Memmi nous explique qu’à ce sujet, plusieurs projets en cours pourraient contribuer à édifier cette démarche. Parmi eux, le projet de restructuration de la «SMT» et du «switch monétique mobile» ainsi que le projet de digitalisation des paiements des droits et taxes douanières. Il devient indispensable de s’adapter rapidement à cette évolution afin de maintenir sa compétitivité et de répondre aux attentes changeantes des consommateurs. L’incorporation de ces services ne se limite pas à l’amélioration de l’efficacité des transactions financières, elle constitue également un levier essentiel pour stimuler le développement économique en favorisant l’inclusion financière et en simplifiant l’accès aux services bancaires.
Sécuriser les transactions
«Les besoins des consommateurs sont profondément influencés par l’évolution rapide de la technologie, la mondialisation croissante et les nouveaux modes de consommation. Les consommateurs sont friands de solutions rapides, pratiques et sécurisées. Ils exigent des services accessibles n’importe où et à tout moment. Les solutions mobiles, les applications et les plateformes en ligne offrent cette flexibilité. Avec l’augmentation des transactions en ligne, la sécurité revêt de plus en plus d’importance. Les services financiers électroniques doivent intégrer des protocoles de sécurité robustes et fiables pour gagner la confiance des utilisateurs. L’utilisation de l’intelligence artificielle est désormais monnaie courante, elle permet l’analyse de données pour personnaliser les offres, suggérer des produits financiers pertinents et fournir des conseils personnalisés. Les solutions électroniques peuvent jouer un rôle crucial en élargissant l’accès aux services financiers, notamment pour les populations sous-bancarisées ou non bancarisées», assure l’expert.

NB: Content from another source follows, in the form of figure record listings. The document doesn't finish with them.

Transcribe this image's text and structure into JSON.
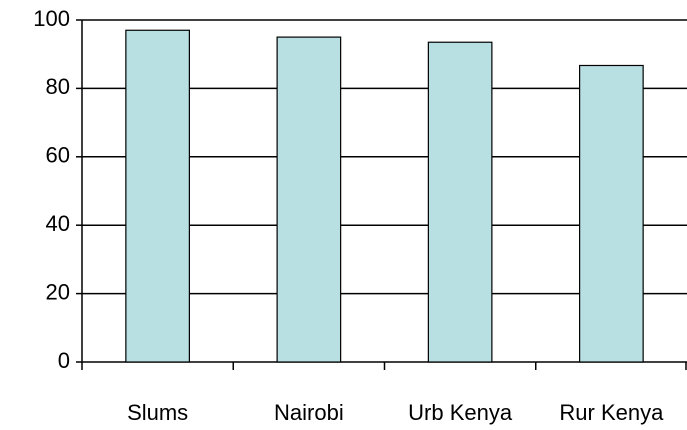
{
  "chart_data": {
    "type": "bar",
    "categories": [
      "Slums",
      "Nairobi",
      "Urb Kenya",
      "Rur Kenya"
    ],
    "values": [
      97,
      95,
      93.5,
      86.7
    ],
    "color": "#b8e0e3",
    "ylim": [
      0,
      100
    ],
    "yticks": [
      0,
      20,
      40,
      60,
      80,
      100
    ],
    "grid": true
  }
}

«L’intégration des services financiers permet l’adaptation aux demandes émergentes des consommateurs, favorise l’agilité, la fluidité des transactions et le développement économique. Elle nécessite l’interconnexion des systèmes, l’adoption de technologies avancées, le concept d’open-banking, des plateformes numériques unifiées, la sécurité et la conformité, la sensibilisation des utilisateurs et l’innovation continue. Enfin, l’adoption de services financiers électroniques représente une réponse proactive à ces besoins, en développant des solutions à la fois modernes, flexibles et orientées client», conclut-il.